MINISTER KEOGH: If any veteran out there is interested in getting involved in local sport, I'd say get in touch with Hannah, get in touch with Invictus Australia. They'll be able to connect you through to a sporting club that can service you whether it's all ability, whether it's somebody who's not got a disability at all we want to see people participating in sport getting the mental resilience that comes from that, and the connection and network of people.
JOURNALIST: I have to ask just because I can't help myself and it’s the Invictus Games, are you Team Harry and Meg or Team Wills and Kate?
MINISTER KEOGH: (laughs) I’m Team Australian Republic.
JOURNALIST: Thank you.
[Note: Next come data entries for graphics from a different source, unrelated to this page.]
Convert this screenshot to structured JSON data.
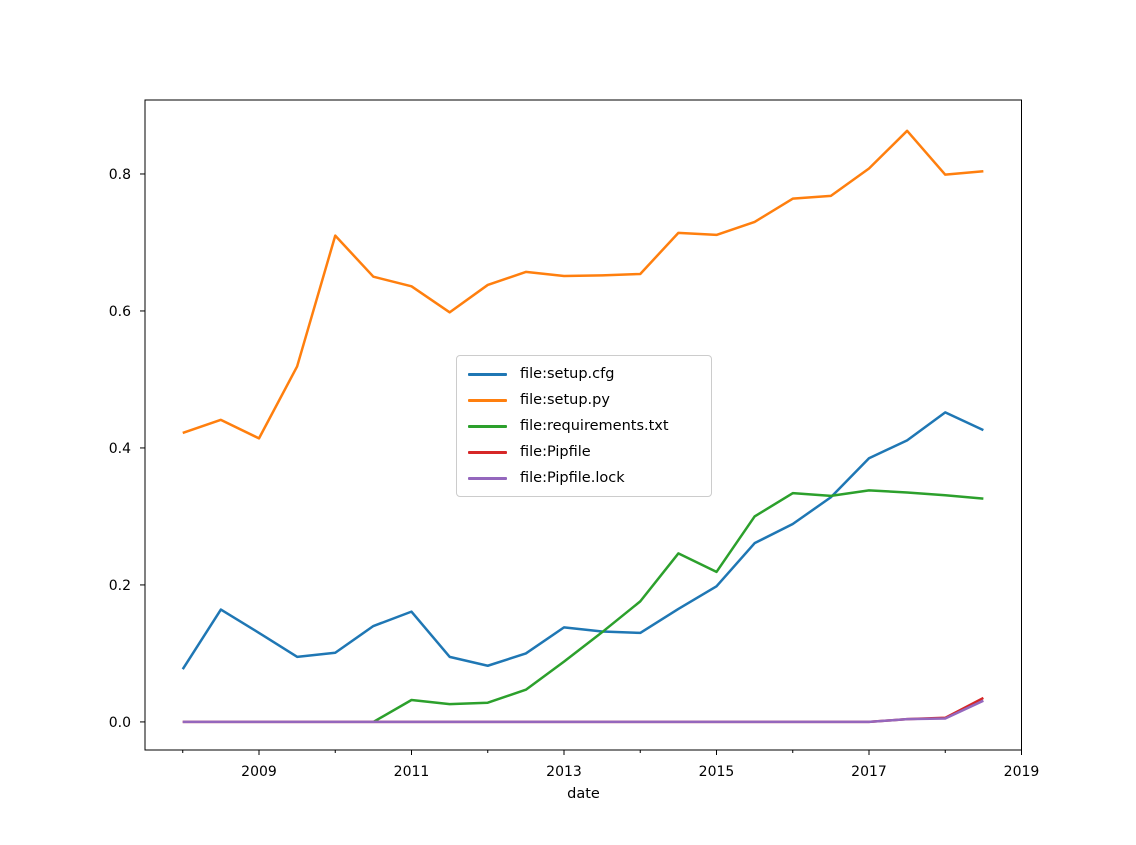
{
  "figure": {
    "background": "#ffffff"
  },
  "chart_data": {
    "type": "line",
    "title": "",
    "xlabel": "date",
    "ylabel": "",
    "grid": false,
    "legend_position": "center-left-of-plot",
    "xlim": [
      2007.505,
      2019.0
    ],
    "ylim": [
      -0.041,
      0.908
    ],
    "x_tick_labels": [
      "2009",
      "2011",
      "2013",
      "2015",
      "2017",
      "2019"
    ],
    "x_ticks_major": [
      2009,
      2011,
      2013,
      2015,
      2017,
      2019
    ],
    "x_ticks_minor": [
      2008,
      2010,
      2012,
      2014,
      2016,
      2018
    ],
    "y_tick_labels": [
      "0.0",
      "0.2",
      "0.4",
      "0.6",
      "0.8"
    ],
    "y_ticks": [
      0.0,
      0.2,
      0.4,
      0.6,
      0.8
    ],
    "x": [
      2008.0,
      2008.5,
      2009.0,
      2009.5,
      2010.0,
      2010.5,
      2011.0,
      2011.5,
      2012.0,
      2012.5,
      2013.0,
      2013.5,
      2014.0,
      2014.5,
      2015.0,
      2015.5,
      2016.0,
      2016.5,
      2017.0,
      2017.5,
      2018.0,
      2018.5
    ],
    "series": [
      {
        "name": "file:setup.cfg",
        "color": "#1f77b4",
        "values": [
          0.077,
          0.164,
          0.13,
          0.095,
          0.101,
          0.14,
          0.161,
          0.095,
          0.082,
          0.1,
          0.138,
          0.132,
          0.13,
          0.165,
          0.198,
          0.261,
          0.289,
          0.328,
          0.385,
          0.411,
          0.452,
          0.426
        ]
      },
      {
        "name": "file:setup.py",
        "color": "#ff7f0e",
        "values": [
          0.422,
          0.441,
          0.414,
          0.519,
          0.71,
          0.65,
          0.636,
          0.598,
          0.638,
          0.657,
          0.651,
          0.652,
          0.654,
          0.714,
          0.711,
          0.73,
          0.764,
          0.768,
          0.808,
          0.863,
          0.799,
          0.804
        ]
      },
      {
        "name": "file:requirements.txt",
        "color": "#2ca02c",
        "values": [
          null,
          null,
          null,
          null,
          null,
          0.0,
          0.032,
          0.026,
          0.028,
          0.047,
          0.088,
          0.131,
          0.176,
          0.246,
          0.219,
          0.3,
          0.334,
          0.33,
          0.338,
          0.335,
          0.331,
          0.326
        ]
      },
      {
        "name": "file:Pipfile",
        "color": "#d62728",
        "values": [
          0.0,
          0.0,
          0.0,
          0.0,
          0.0,
          0.0,
          0.0,
          0.0,
          0.0,
          0.0,
          0.0,
          0.0,
          0.0,
          0.0,
          0.0,
          0.0,
          0.0,
          0.0,
          0.0,
          0.004,
          0.006,
          0.035
        ]
      },
      {
        "name": "file:Pipfile.lock",
        "color": "#9467bd",
        "values": [
          0.0,
          0.0,
          0.0,
          0.0,
          0.0,
          0.0,
          0.0,
          0.0,
          0.0,
          0.0,
          0.0,
          0.0,
          0.0,
          0.0,
          0.0,
          0.0,
          0.0,
          0.0,
          0.0,
          0.004,
          0.005,
          0.031
        ]
      }
    ]
  }
}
I also have to ask because it would be remiss of me not to October 14 seems to be the date for The Voice referendum. Are you confident that momentum can shift the Yes campaigns way in WA?
MINISTER KEOGH: Well, the Prime Minister will announce the date for the referendum shortly. Certainly what I'm seeing in my local community is volunteers coming together engaging with people on the doors, phone calls and shopping centres. And what's really interesting is people, lots of people are very supportive of the Voice, but lots of people are also interested to find out the information. The booklets are going out, as we speak and landing on people's letter boxes and doorsteps. People have an inquiring mind about these things in a positive sense. And I think that's really good, that people are open to learning about the opportunity of giving First Nations people an official way to have consultation from their federal Government.
JOURNALIST: Are you really sensing a positive, open mind out there? Because there seems to be a lot of negative rhetoric going around at the moment, and there was a lot, especially in the wake of the Heritage laws debacle in WA?
MINISTER KEOGH: Oh, look, it's certainly fair to say that there's a lot of misinformation that's been stirred up by the politician led no campaign, and they're getting a lot of media coverage of late. But when we're talking to people one on one, what their interest is, and what they want to know about, they actually are positively disposed to what we're proposing for this referendum for the creation of a Voice. The opportunity to recognise Aboriginal and Torres Strait Islander people as the first people of our nation, and then give them a mechanism to be consulted by Government.
JOURNALIST: So from what you're hearing door to door. Do you think the polls have got it wrong?
MINISTER KEOGH: Well, I think I'm not going to comment on polls, they change every week and day to day. But we're in a process now where we're getting closer to an eventual referendum later this year. And that engagements going to ramp up from both sides I have no doubt, and people are interested to learn about the opportunity that this referendum is.
JOURNALIST: Was it a mistake to leave the actual referendum day, you know, so long, has that void allowed the negative campaign to take hold?
MINISTER KEOGH: Well the Constitution actually sets out the timing of a referendum once you've passed the legislation necessary to hold it. So there's always going to be a delay and that allows for discussion to happen across the country. And that is a good thing. But also, we're a government that is working for Australians in so many different ways. We understand cost of living pressures, we're dealing with so many different things as well, but there will be a confined, if you like, campaign period, and that's important for people to really engage with an important referendum like this, but as a Government, we're also working for Australians on the issues that matter to them in other areas like cost of living pressures and other things.